Deutlich zeigt der Text, wie der König ohne eignen Willen von dem, was um ihn herum geschieht, hin und her gerissen wird. Zunächst muss er seinen Beamten den Wunsch erfüllen, Jeremia in die Zisterne werfen zu lassen. Das wäre der sichere Tod des Propheten gewesen, wenn er nicht einen Fürsprecher gehabt hätte. Der Kuschiter Ebed-Melech, wahrscheinlich ein Farbiger, ein Ausländer aus dem mächtigen, südlich von Ägypten gelegenen Reich der Nubier, tritt für Jeremia ein. Er macht den König auf das Unrecht aufmerksam, das Jeremia wiederfahren ist. Detailliert wird die Rettungsaktion für den Propheten beschrieben.

Der König befiehlt Ebed-Melech, drei Männer mitzunehmen. In der königlichen Kleiderkammer suchen sie brauchbare Kleidungsreste, die sie an Stricken befestigen und zu Jeremia in die Zisterne herunterlassen. Jeremia soll sich den Stoff in die Achselhöhlen unter die Stricke legen.

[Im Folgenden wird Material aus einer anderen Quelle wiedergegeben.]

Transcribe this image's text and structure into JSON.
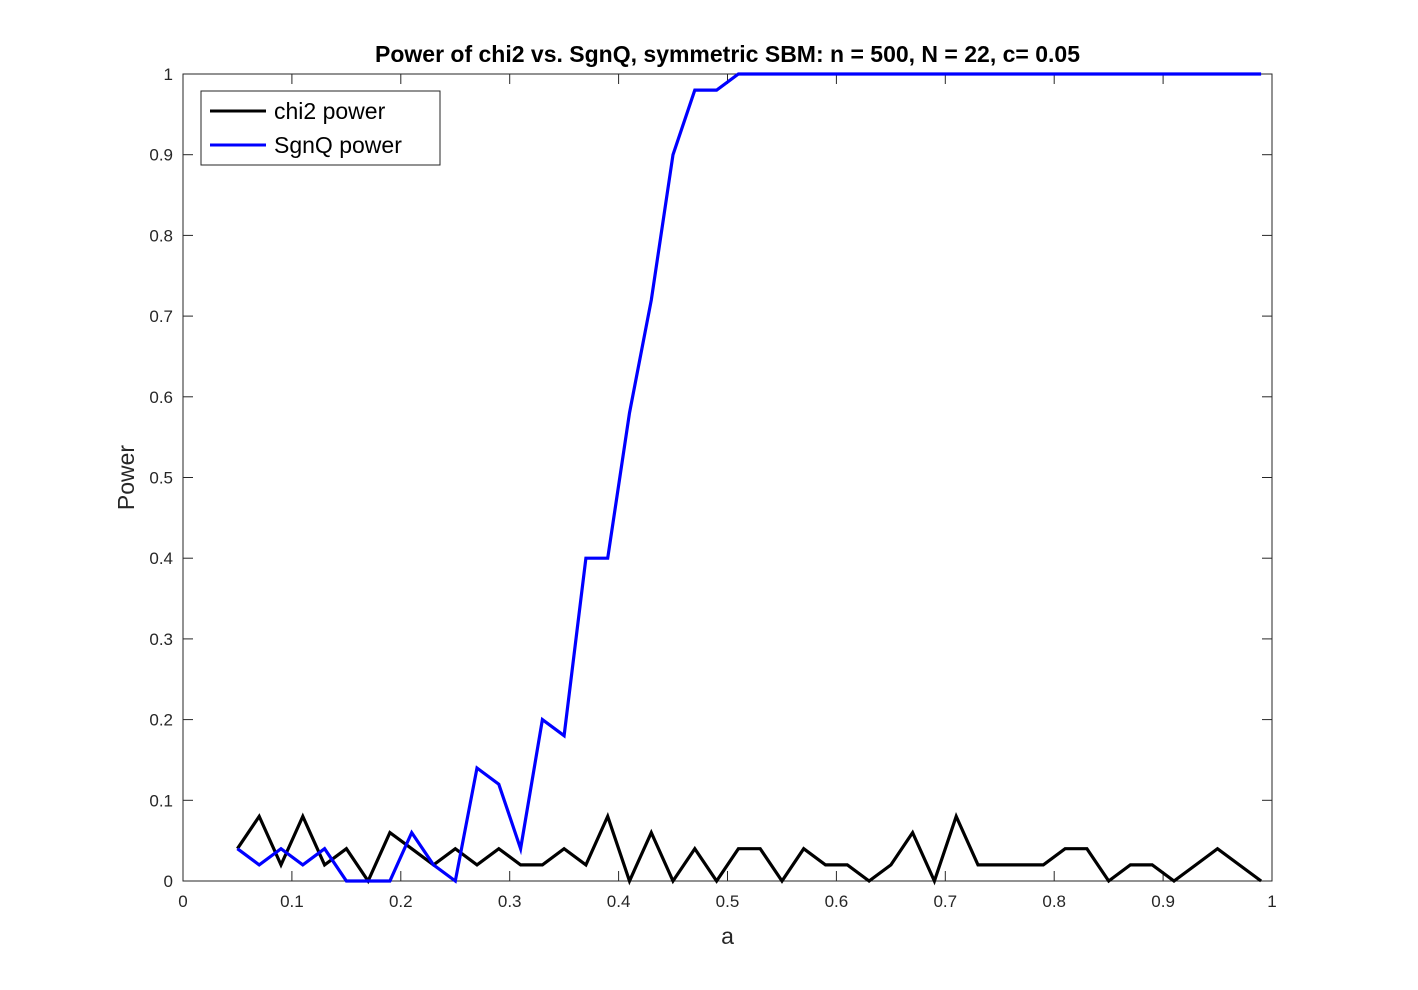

Somit wird verhindert, dass Jeremia sich verletzt, während ihn die vier Männer aus der Zisterne ziehen.

Blicken wir auf den Mut des Ebed-Melech. Im Gegensatz zu den Beamten, hatte er nur eine untergeordnete Stellung am Königshof. Was genau seine Aufgabe war, wissen wir nicht. Wir wissen auch nicht, in welchem Verhältnis er zu Jeremia stand. Was lag ihm an dem Propheten? Mit seinem Eintreten für Jeremia riskiert er sein eigenes Leben. Man hätte ihn zu Jeremia in die Zisterne werfen können, damit beide dort sterben. Aber der König hört auf ihn. So wird das Leben des Propheten gerettet. Der Name von Ebed-Melech bleibt durch die Jahrhunderte hindurch ein Zeichen dafür, wie auch kleine Menschen etwas bewegen können.

Es ist eben nicht so, dass einfache Menschen als kleines Rädchen im großen Getriebe eines Staates nichts ausrichten könnten. Das wird allzu leicht als Entschuldigung dafür hergenommen, weil man sich nicht traut, den Mund aufzumachen. Die da oben entscheiden doch, was geschieht, ich kann nichts machen. Wie oft hört man auch heute diesen Satz. Dabei kann ein einfacher Mensch, wenn er nur den Mut hat, für seine Überzeugung einzutreten, den Lauf der Geschichte verändern. Vielleicht kann uns das des sogenannte Gelassenheitsgebet, das wahrscheinlich auf den Theologen Reinhold Niebuhr zurückgeht, hier eine Hilfe sein:

Gott, gib mir die Gelassenheit,
Dinge hinzunehmen, die ich nicht ändern kann,
den Mut, Dinge zu ändern, die ich ändern kann,
und die Weisheit, das eine vom anderen zu unterscheiden.